Protestos liderados por jovens
A mobilização ganhou força especialmente entre estudantes, apelidados pela imprensa internacional de a “Geração Z dos protestos”. Jovens com uniformes escolares e universitários ocuparam as ruas em várias cidades, denunciando não apenas a censura digital, mas também a corrupção endémica e a falta de oportunidades económicas.
“Queremos ver o fim da corrupção no Nepal”, afirmou Binu KC, estudante de 19 anos, à BBC Nepali. Segundo ela, a proibição das redes sociais prejudicou até mesmo o acesso às aulas on-line e recursos de estudo.
Saldo de mortos e feridos
De acordo com o Ministério da Saúde, os protestos já provocaram 25 mortos e 633 feridos. Entre os episódios mais graves estão incêndios em edifícios governamentais, incluindo o Supremo Tribunal e residências de ministros. A casa do ex-primeiro-ministro Jhala Nath Khanal foi incendiada, resultando na morte de sua esposa. Outro ex-chefe de governo, Sher Bahadur Deuba, e a ministra dos Negócios Estrangeiros Arzu Rana Deuba, também foram agredidos em sua residência.

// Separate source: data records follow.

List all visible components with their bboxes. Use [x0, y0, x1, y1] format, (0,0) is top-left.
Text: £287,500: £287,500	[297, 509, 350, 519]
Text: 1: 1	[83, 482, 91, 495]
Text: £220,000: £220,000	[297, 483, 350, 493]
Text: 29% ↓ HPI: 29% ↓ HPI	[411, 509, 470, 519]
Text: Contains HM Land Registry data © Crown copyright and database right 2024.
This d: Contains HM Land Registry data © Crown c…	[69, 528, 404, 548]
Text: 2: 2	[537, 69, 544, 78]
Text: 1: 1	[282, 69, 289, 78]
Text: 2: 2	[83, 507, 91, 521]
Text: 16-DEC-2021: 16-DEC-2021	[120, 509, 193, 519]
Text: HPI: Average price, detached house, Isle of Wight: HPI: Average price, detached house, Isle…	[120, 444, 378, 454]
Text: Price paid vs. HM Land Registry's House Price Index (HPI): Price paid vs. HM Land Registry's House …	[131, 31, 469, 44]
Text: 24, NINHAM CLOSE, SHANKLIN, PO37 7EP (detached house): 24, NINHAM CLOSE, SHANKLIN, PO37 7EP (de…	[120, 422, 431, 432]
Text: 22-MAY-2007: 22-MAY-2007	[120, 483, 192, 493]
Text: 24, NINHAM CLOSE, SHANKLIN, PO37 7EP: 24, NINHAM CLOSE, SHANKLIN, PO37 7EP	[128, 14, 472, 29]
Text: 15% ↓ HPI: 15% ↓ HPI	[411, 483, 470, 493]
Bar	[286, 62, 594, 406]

Bloqueio das redes sociais
O estopim foi o bloqueio das redes sociais, anunciado após as empresas não cumprirem as novas regulamentações de registo impostas pelo governo. A medida visava combater crimes digitais, perfis falsos e discurso de ódio. Porém, a proibição desencadeou revolta popular e acabou suspensa no dia 8 de setembro, após a morte de 19 manifestantes em confrontos com a polícia.
Renúncia do primeiro-ministro
Com o agravamento da violência, o primeiro-ministro K.P. Sharma Oli apresentou a sua renúncia no dia 9 de setembro, apesar de apelos anteriores ao diálogo. A saída de Oli mergulha o Nepal numa nova fase de incerteza política, já que não está claro quem assumirá o comando do governo.
Intervenção do Exército
O Exército do Nepal declarou-se responsável pela aplicação da lei e impôs toque de recolher até 11 de setembro. Em comunicado, advertiu que atos de vandalismo, incêndios e ataques a pessoas ou propriedades serão tratados como crimes graves.
O chefe militar, General Ashok Raj Sigdel, apelou ao diálogo, embora ainda não haja lideranças claras entre os manifestantes.
Apoio isolado
A única figura política a apoiar publicamente os protestos foi o prefeito de Katmandu, Balen Shah, que pediu moderação em suas redes sociais.
Contexto
Desde a abolição da monarquia em 2008, o Nepal tem enfrentado instabilidade política e crises económicas sucessivas. Os atuais protestos revelam o profundo descontentamento social e colocam em causa a capacidade do país de manter a ordem sem comprometer as liberdades civis.